(LONDON) Oil prices jumped on Monday after new sanctions against Russia, spurred by the war in Ukraine, as investors’ fears of a disruption in oil supplies grew.
Around 5:30 a.m., the price of a barrel of Brent from the North Sea for delivery in April, which is the last day of use as a benchmark contract, soared 4.92% to 102.75 dollars.
In New York, a barrel of West Texas Intermediate (WTI) for April delivery climbed 5.11% to 96.27 dollars.
“Growing concerns over disruptions to Russia’s energy supply are pushing oil and gas prices higher as a new trading week begins,” said Carsten Fritsch of Commerzbank.
Russia is the second largest exporter of crude oil in the world.
Earlier in the session, the price of a barrel of WTI had jumped by more than 6% and Brent by more than 5%, the two references evolving above the symbolic threshold of 100 dollars per barrel.
Russian President Vladimir Putin announced on Sunday that he would put the Russian army’s “deterrent force” on alert, which may include a nuclear component.
“The strong price increases are due to the sanctions imposed on Russia by the West, which were further strengthened considerably this weekend,” says the analyst from Commerzbank.
Western allies plan to exclude many Russian banks from the Swift interbank platform, a key cog in global finance.
In addition, the Western partners have decided to further restrict the access of the Russian central bank to the capital markets, and to paralyze the assets of the Russian central bank in order to prevent Moscow from resorting to it to finance the conflict in Ukraine.
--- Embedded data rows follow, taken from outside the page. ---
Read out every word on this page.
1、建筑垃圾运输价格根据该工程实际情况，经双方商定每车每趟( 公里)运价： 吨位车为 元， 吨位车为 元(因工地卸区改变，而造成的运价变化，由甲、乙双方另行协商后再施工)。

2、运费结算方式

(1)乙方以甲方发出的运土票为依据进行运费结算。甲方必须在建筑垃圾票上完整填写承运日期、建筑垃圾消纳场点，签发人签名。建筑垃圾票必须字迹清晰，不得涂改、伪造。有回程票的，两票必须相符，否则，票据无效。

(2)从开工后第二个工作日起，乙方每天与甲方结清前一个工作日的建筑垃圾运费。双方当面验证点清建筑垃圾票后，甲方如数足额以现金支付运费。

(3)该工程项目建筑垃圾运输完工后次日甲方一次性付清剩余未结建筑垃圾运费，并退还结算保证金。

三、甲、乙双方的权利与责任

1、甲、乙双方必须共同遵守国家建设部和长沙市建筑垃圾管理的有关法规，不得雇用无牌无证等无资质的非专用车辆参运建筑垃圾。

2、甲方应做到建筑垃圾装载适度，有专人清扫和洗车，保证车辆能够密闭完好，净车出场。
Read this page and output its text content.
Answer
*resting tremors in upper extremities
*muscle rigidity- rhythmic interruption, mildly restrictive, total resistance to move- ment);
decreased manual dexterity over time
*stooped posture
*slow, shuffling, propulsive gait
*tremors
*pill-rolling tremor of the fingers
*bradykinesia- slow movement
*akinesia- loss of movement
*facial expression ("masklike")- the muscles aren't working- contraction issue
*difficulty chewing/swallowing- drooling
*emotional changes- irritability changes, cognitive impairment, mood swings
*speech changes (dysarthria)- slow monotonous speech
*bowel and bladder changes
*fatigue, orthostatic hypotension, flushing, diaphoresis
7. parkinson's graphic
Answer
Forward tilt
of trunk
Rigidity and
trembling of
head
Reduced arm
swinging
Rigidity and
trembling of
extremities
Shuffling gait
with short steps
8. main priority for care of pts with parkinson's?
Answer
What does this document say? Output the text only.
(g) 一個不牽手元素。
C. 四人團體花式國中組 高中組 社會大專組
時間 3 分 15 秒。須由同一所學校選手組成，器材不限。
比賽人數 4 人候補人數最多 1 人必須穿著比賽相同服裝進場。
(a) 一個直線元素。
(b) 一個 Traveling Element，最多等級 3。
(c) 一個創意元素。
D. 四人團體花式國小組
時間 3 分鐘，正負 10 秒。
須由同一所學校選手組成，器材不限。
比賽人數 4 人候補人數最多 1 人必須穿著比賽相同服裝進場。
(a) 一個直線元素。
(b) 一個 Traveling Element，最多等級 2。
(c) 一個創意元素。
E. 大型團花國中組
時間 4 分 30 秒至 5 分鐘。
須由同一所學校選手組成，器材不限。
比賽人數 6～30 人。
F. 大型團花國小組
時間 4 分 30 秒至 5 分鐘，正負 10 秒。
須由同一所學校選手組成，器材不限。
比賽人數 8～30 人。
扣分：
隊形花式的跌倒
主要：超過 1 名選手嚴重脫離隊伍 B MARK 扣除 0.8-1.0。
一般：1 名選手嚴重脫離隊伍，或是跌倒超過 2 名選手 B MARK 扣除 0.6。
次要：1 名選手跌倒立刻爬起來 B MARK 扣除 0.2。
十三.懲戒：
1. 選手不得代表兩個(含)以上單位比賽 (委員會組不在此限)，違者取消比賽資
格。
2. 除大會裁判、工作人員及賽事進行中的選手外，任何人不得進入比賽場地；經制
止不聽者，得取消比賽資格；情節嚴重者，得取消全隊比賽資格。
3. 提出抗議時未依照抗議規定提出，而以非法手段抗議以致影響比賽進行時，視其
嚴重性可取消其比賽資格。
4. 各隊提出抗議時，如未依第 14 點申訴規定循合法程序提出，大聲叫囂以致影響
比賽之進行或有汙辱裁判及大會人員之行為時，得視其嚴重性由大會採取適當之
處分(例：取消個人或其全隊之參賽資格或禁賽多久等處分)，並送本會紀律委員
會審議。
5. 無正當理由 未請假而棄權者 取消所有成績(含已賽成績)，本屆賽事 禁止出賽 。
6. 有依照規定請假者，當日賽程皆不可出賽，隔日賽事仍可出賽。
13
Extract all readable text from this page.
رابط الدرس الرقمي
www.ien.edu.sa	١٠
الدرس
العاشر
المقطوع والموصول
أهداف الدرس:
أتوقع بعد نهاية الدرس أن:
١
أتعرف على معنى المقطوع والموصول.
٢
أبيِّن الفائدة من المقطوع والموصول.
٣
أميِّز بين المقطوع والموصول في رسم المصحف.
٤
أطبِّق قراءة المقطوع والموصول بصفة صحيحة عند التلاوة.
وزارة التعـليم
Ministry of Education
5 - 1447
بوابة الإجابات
British oil giant BP announced on Sunday its divestiture from Rosneft, Russia’s largest oil company, in which it previously held a 19.75% stake, following Russia’s “aggression” of Ukraine. .
“Russia could retaliate to these harsh measures by reducing, or even completely suspending, its energy deliveries to Europe,” Fritsch said.
This new volley of sanctions “could eventually interrupt the gas supply to Europe and lead to dangerous economic consequences for the continent and the rest of the world”, also warns Hussein Sayed, analyst for Exinity.
Shortly after the opening, the benchmark market for natural gas in Europe, the Dutch TTF (Title Transfer Facility), soared by more than 35% to reach 128 euros per megawatt hour (MWh). Around 5:30 a.m., the TTF was trading at 108.04 euros per MWh.